17 Mayıs 2009 Pazar

HOŞGELDİN BEBEK!

Bugün öğleden sonramı, gerçek bir güneş ve deniz görgüsüzü kıvamında geçirdim.Giydim şıpıdık terliklerimi, deniz kenarında suya bata çıka yürüdüm. Denize giren turistleri içten içe kıskandım, ama haziranı bekleyeceğim denize girmek için. Hiiiiiç üşüyemem. Akşamüstü oldu, evime geldim. Buraya kadar herşey normal. Fekaaaat...Efendim bu akşam itibariyle, ev nüfusumuz çoğaldı.
Aç sefil bi şekilde yemek hazırlarken, dışardan bir vikleme duymaya başladım. Daha doğrusu, yaklaşık yarım saatten beri duyduğum sesin kedi viklemesi olduğuna ancak idrak ettim.
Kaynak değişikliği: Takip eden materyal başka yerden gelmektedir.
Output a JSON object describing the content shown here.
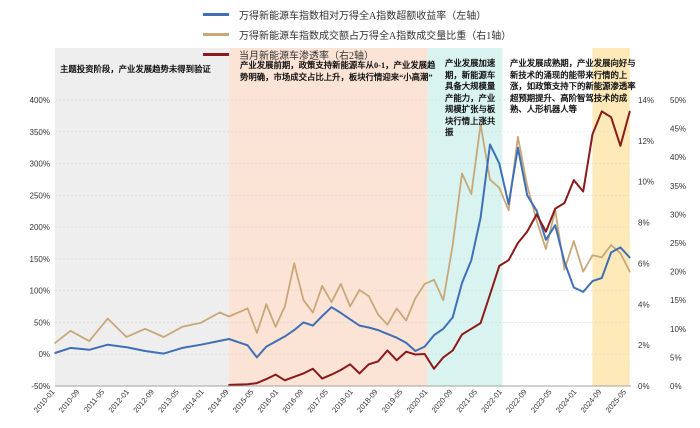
{
  "chart_data": {
    "type": "line",
    "legend": [
      {
        "name": "万得新能源车指数相对万得全A指数超额收益率（左轴）",
        "color": "#3f6fb6"
      },
      {
        "name": "万得新能源车指数成交额占万得全A指数成交量比重（右1轴）",
        "color": "#c8a878"
      },
      {
        "name": "当月新能源车渗透率（右2轴）",
        "color": "#8b1a1a"
      }
    ],
    "x_tick_labels": [
      "2010-01",
      "2010-09",
      "2011-05",
      "2012-01",
      "2012-09",
      "2013-05",
      "2014-01",
      "2014-09",
      "2015-05",
      "2016-01",
      "2016-09",
      "2017-05",
      "2018-01",
      "2018-09",
      "2019-05",
      "2020-01",
      "2020-09",
      "2021-05",
      "2022-01",
      "2022-09",
      "2023-05",
      "2024-01",
      "2024-09",
      "2025-05"
    ],
    "left_axis": {
      "ticks": [
        "-50%",
        "0%",
        "50%",
        "100%",
        "150%",
        "200%",
        "250%",
        "300%",
        "350%",
        "400%"
      ],
      "range": [
        -50,
        400
      ]
    },
    "right1_axis": {
      "ticks": [
        "0%",
        "2%",
        "4%",
        "6%",
        "8%",
        "10%",
        "12%",
        "14%"
      ],
      "range": [
        0,
        14
      ]
    },
    "right2_axis": {
      "ticks": [
        "0%",
        "5%",
        "10%",
        "15%",
        "20%",
        "25%",
        "30%",
        "35%",
        "40%",
        "45%",
        "50%"
      ],
      "range": [
        0,
        50
      ]
    },
    "phases": [
      {
        "start": "2010-01",
        "end": "2014-09",
        "color": "#eeeeee",
        "label": "主题投资阶段，产业发展趋势未得到验证"
      },
      {
        "start": "2014-09",
        "end": "2020-01",
        "color": "#fbe3d6",
        "label": "产业发展前期，政策支持新能源车从0-1，产业发展趋势明确，市场成交占比上升，板块行情迎来“小高潮”"
      },
      {
        "start": "2020-01",
        "end": "2022-01",
        "color": "#d9f3f0",
        "label": "产业发展加速期，新能源车具备大规模量产能力，产业规模扩张与板块行情上涨共振"
      },
      {
        "start": "2024-06",
        "end": "2025-06",
        "color": "#fdeab8",
        "label": "产业发展成熟期，产业发展向好与新技术的涌现的能带来行情的上涨，如政策支持下的新能源渗透率超预期提升、高阶智驾技术的成熟、人形机器人等"
      }
    ],
    "series": [
      {
        "name": "万得新能源车指数相对万得全A指数超额收益率（左轴）",
        "axis": "left",
        "x": [
          "2010-01",
          "2010-06",
          "2010-12",
          "2011-06",
          "2011-12",
          "2012-06",
          "2012-12",
          "2013-06",
          "2013-12",
          "2014-06",
          "2014-09",
          "2015-03",
          "2015-06",
          "2015-09",
          "2015-12",
          "2016-03",
          "2016-06",
          "2016-09",
          "2016-12",
          "2017-03",
          "2017-06",
          "2017-09",
          "2017-12",
          "2018-03",
          "2018-06",
          "2018-09",
          "2018-12",
          "2019-03",
          "2019-06",
          "2019-09",
          "2019-12",
          "2020-03",
          "2020-06",
          "2020-09",
          "2020-12",
          "2021-03",
          "2021-06",
          "2021-09",
          "2021-12",
          "2022-03",
          "2022-06",
          "2022-09",
          "2022-12",
          "2023-03",
          "2023-06",
          "2023-09",
          "2023-12",
          "2024-03",
          "2024-06",
          "2024-09",
          "2024-12",
          "2025-03",
          "2025-06"
        ],
        "values": [
          2,
          10,
          7,
          15,
          11,
          5,
          1,
          10,
          15,
          21,
          24,
          14,
          -5,
          12,
          20,
          28,
          38,
          50,
          45,
          60,
          74,
          65,
          55,
          45,
          42,
          38,
          32,
          26,
          18,
          5,
          12,
          30,
          40,
          58,
          112,
          148,
          215,
          330,
          300,
          236,
          325,
          250,
          226,
          180,
          203,
          145,
          105,
          98,
          115,
          120,
          160,
          168,
          152
        ]
      },
      {
        "name": "万得新能源车指数成交额占万得全A指数成交量比重（右1轴）",
        "axis": "right1",
        "x": [
          "2010-01",
          "2010-06",
          "2010-12",
          "2011-06",
          "2011-12",
          "2012-06",
          "2012-12",
          "2013-06",
          "2013-12",
          "2014-06",
          "2014-09",
          "2015-03",
          "2015-06",
          "2015-09",
          "2015-12",
          "2016-03",
          "2016-06",
          "2016-09",
          "2016-12",
          "2017-03",
          "2017-06",
          "2017-09",
          "2017-12",
          "2018-03",
          "2018-06",
          "2018-09",
          "2018-12",
          "2019-03",
          "2019-06",
          "2019-09",
          "2019-12",
          "2020-03",
          "2020-06",
          "2020-09",
          "2020-12",
          "2021-03",
          "2021-06",
          "2021-09",
          "2021-12",
          "2022-03",
          "2022-06",
          "2022-09",
          "2022-12",
          "2023-03",
          "2023-06",
          "2023-09",
          "2023-12",
          "2024-03",
          "2024-06",
          "2024-09",
          "2024-12",
          "2025-03",
          "2025-06"
        ],
        "values": [
          2.1,
          2.7,
          2.2,
          3.3,
          2.4,
          2.8,
          2.4,
          2.9,
          3.1,
          3.6,
          3.4,
          3.8,
          2.6,
          4.0,
          2.9,
          3.9,
          6.0,
          4.2,
          3.6,
          4.9,
          4.1,
          5.0,
          3.9,
          4.7,
          4.4,
          3.5,
          3.0,
          3.8,
          3.2,
          4.3,
          5.0,
          5.2,
          4.2,
          6.9,
          10.4,
          9.4,
          12.8,
          10.1,
          9.7,
          8.6,
          12.2,
          9.8,
          8.1,
          6.7,
          8.6,
          5.7,
          7.1,
          5.6,
          6.4,
          6.3,
          6.9,
          6.5,
          5.6
        ]
      },
      {
        "name": "当月新能源车渗透率（右2轴）",
        "axis": "right2",
        "x": [
          "2014-09",
          "2015-03",
          "2015-06",
          "2015-09",
          "2015-12",
          "2016-03",
          "2016-06",
          "2016-09",
          "2016-12",
          "2017-03",
          "2017-06",
          "2017-09",
          "2017-12",
          "2018-03",
          "2018-06",
          "2018-09",
          "2018-12",
          "2019-03",
          "2019-06",
          "2019-09",
          "2019-12",
          "2020-03",
          "2020-06",
          "2020-09",
          "2020-12",
          "2021-03",
          "2021-06",
          "2021-09",
          "2021-12",
          "2022-03",
          "2022-06",
          "2022-09",
          "2022-12",
          "2023-03",
          "2023-06",
          "2023-09",
          "2023-12",
          "2024-03",
          "2024-06",
          "2024-09",
          "2024-12",
          "2025-03",
          "2025-06"
        ],
        "values": [
          0.2,
          0.3,
          0.5,
          1.2,
          2.0,
          1.0,
          1.6,
          2.2,
          3.0,
          1.3,
          2.0,
          2.8,
          3.8,
          2.2,
          3.8,
          4.3,
          6.2,
          4.5,
          6.0,
          5.5,
          5.6,
          3.0,
          5.0,
          6.2,
          9.0,
          10.0,
          11.0,
          16.0,
          21.0,
          22.0,
          25.0,
          27.0,
          30.0,
          27.0,
          31.0,
          32.0,
          36.0,
          34.0,
          44.0,
          48.0,
          47.0,
          42.0,
          48.0
        ]
      }
    ]
  }
}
Çıktım baktım; caddede, orta refüjde, zakkumun içinden iki göz bana bakıyor.
Ama gözler... Kafanın yarısından çoğunu kaplıyor. Kucağıma aldım diyeceğim ama, aslında elime almam yetti. Minnacık... Eve getirdim çaresiz. Biraz daha viklerse, civardaki bütün köpekler toplanacak çünkü. Neyse geldik, Tabii Kaymak hiç hoşlanmadı bu durumdan. Banyoya götürdüm, çay tabağına süt koyup başında beklemeye başladım. Kedicik de bekliyor. Var bi terslik... Baktım olmuyor, aldım bir enjektör; cuk cuk süt içme seansı ve elimde uykuya dalıverdi. Şimdilik içeri odada, Kaymak'ın seyahat kafesinde misafir, ama ben Kaymak'ın şimdiden Bir Schindler's List yaptığına eminim. Off off... Bir çözüm bulmam lazım...

1 yorum:

  1. p.s:kediciği veterinere bıraktım.böylesi hepimiz için daha iyi.